Jan Karlsson is without a doubt the most offensive-minded Swedish head coach to orchestrate Denmark.
“The defensive aspect of the game is important, but to me it is not the main theme. To score goals and win is my focus. My philosophy is to play as offensive as our opponents allow us. Also, the players like to be offensive. My philosophy is a great match for the Danish mentality.”
“The national team was like a holiday to us”
Morten Green, the current captain and record holder for most games (303) played for Denmark, debuted in 1998 and has played for the national team ever since. Only a few players in the world can match that number of games for a national team. Now the Danish playermaker has returned to the Danish Metal Ligaen after adding 13 SHL season and three DEL seasons to his hockey resume. The 35-year-old veteran is competing for Rungsted where he began to skate.
“Over the years Sweden has had an important influence on Danish ice hockey. It has been in our nature to join the Swedish league.

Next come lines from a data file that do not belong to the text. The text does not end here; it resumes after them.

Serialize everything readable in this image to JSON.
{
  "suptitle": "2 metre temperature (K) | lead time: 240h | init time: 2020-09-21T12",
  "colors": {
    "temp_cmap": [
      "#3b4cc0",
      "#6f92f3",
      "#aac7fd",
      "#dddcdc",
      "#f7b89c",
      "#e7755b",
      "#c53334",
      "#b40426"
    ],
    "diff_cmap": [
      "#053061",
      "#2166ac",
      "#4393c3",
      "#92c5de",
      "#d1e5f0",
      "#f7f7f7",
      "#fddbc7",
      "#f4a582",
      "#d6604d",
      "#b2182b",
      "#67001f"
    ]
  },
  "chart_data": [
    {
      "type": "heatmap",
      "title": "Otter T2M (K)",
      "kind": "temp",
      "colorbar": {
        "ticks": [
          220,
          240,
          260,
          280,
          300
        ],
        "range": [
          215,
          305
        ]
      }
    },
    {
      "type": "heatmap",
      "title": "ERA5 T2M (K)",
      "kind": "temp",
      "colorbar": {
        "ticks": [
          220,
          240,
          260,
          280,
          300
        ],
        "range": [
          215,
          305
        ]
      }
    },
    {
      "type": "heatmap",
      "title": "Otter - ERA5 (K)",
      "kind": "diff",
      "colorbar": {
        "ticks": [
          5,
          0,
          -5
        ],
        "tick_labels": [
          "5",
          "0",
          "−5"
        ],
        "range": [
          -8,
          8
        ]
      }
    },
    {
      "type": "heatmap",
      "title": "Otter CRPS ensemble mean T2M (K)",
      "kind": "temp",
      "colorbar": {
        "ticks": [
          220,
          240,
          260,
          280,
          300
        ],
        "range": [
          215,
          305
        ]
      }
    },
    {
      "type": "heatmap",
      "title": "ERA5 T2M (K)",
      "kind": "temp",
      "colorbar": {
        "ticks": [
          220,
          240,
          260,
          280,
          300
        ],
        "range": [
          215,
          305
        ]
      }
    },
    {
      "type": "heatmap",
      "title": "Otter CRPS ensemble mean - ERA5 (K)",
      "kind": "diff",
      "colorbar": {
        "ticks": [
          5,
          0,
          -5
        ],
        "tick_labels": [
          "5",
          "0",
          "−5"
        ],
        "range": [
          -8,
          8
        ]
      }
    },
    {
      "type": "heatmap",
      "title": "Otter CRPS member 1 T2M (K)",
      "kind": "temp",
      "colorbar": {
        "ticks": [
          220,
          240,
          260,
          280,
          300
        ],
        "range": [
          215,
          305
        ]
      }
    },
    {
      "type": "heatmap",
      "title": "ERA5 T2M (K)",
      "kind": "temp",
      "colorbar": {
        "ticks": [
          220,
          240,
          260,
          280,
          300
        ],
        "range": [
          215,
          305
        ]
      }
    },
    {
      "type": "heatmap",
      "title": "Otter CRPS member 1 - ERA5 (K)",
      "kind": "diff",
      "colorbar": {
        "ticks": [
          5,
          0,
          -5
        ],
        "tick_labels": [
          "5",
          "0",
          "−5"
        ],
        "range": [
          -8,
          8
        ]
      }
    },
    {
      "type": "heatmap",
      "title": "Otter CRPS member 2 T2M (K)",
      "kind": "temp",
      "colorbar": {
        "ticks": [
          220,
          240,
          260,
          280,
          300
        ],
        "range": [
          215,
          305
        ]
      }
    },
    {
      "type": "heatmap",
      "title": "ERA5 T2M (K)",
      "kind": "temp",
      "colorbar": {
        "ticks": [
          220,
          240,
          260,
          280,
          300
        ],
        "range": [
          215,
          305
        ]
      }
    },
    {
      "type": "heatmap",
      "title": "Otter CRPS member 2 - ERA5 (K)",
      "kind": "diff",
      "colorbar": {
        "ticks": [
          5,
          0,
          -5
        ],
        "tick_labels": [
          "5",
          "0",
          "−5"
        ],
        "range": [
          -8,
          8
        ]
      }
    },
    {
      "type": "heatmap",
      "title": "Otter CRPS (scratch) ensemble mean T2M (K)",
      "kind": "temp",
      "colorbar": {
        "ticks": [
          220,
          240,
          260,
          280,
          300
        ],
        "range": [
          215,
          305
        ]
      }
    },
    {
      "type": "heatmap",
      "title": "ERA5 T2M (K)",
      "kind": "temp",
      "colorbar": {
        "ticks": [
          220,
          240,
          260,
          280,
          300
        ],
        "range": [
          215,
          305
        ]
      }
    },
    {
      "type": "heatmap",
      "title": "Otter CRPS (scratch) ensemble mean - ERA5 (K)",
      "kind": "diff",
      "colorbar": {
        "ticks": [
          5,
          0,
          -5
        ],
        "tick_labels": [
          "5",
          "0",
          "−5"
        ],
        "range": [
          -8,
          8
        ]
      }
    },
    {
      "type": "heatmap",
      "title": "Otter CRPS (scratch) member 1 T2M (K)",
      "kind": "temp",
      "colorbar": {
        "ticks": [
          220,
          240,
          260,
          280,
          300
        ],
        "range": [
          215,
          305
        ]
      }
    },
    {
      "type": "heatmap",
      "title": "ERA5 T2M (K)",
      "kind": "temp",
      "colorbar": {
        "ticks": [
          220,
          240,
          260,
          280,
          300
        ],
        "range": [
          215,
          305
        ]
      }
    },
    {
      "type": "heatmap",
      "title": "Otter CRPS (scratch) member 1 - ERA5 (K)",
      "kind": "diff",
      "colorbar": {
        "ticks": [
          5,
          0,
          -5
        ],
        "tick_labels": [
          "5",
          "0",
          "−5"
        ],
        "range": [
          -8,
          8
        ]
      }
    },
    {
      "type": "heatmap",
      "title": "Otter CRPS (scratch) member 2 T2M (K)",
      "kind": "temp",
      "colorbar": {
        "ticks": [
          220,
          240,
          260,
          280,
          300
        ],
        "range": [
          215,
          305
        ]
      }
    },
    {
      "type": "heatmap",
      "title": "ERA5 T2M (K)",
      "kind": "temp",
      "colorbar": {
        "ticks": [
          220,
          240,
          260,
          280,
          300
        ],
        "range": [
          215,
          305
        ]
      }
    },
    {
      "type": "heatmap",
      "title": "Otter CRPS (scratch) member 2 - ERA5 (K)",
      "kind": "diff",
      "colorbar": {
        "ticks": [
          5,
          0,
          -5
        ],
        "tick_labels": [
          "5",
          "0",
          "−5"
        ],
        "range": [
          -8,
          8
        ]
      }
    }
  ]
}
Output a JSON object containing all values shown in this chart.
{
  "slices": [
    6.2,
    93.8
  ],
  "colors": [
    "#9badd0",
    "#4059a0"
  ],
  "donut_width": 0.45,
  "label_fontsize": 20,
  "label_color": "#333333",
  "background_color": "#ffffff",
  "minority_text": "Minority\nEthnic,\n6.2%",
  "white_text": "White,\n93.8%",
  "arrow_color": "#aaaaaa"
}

We would not have been where we are today without the inspiration from the Swedish model.”
The former record holder for the most played games is Jesper Damgaard, who unfortunately had to stop his professional career due to several concussions. Damgaard had a resume of 256 international games and participated 17 times in the IIHF Ice Hockey World Championship (including B-Pool). On club level he played 14 seasons in Sweden for the Malmo Redhawks and MODO Ornskoldsvik.
“Jim Brithen founded the standard of discipline, game structure, professionalism, and was the man behind the promotion to the best division in international hockey. Before his presence, the national team was like a holiday to us,” says Jesper Damgaard.
“When I came to Malmo as a 17-year-old in 1993 and hockey became my livelihood, Sweden was the highest possible achievement you could hope for as a Dane. Nowadays the new generation uses the Swedish league as a stepping stone to dream even further, about the NHL.”
It starts at a young age
The most successful national youth coach is Olaf Eller. He is the man behind some of the most impressive youth team achievements in Danish ice hockey history, including leading Denmark to the quarter-finals of the IIHF World Junior Championship three years in a row. He is also the father of Washington Capitals star Lars Eller.
As a player himself Olaf Eller played 104 international games and participated in seven IIHF Ice Hockey World Championship tournaments. His playing career was mainly based in Denmark (Rodovre and Rungsted), but he was the first and only Dane to coach in the second-best division in Sweden, Allsvenskan.
“We have a perfect co-operation between Denmark and Sweden, which is mainly built on the Swedish model. If Sweden was not our neighbours, I think our international level would be questionable,” says Olaf Eller, whose next challenge is to defend the top-8 position at the 2018 IIHF World Junior Championship in Buffalo.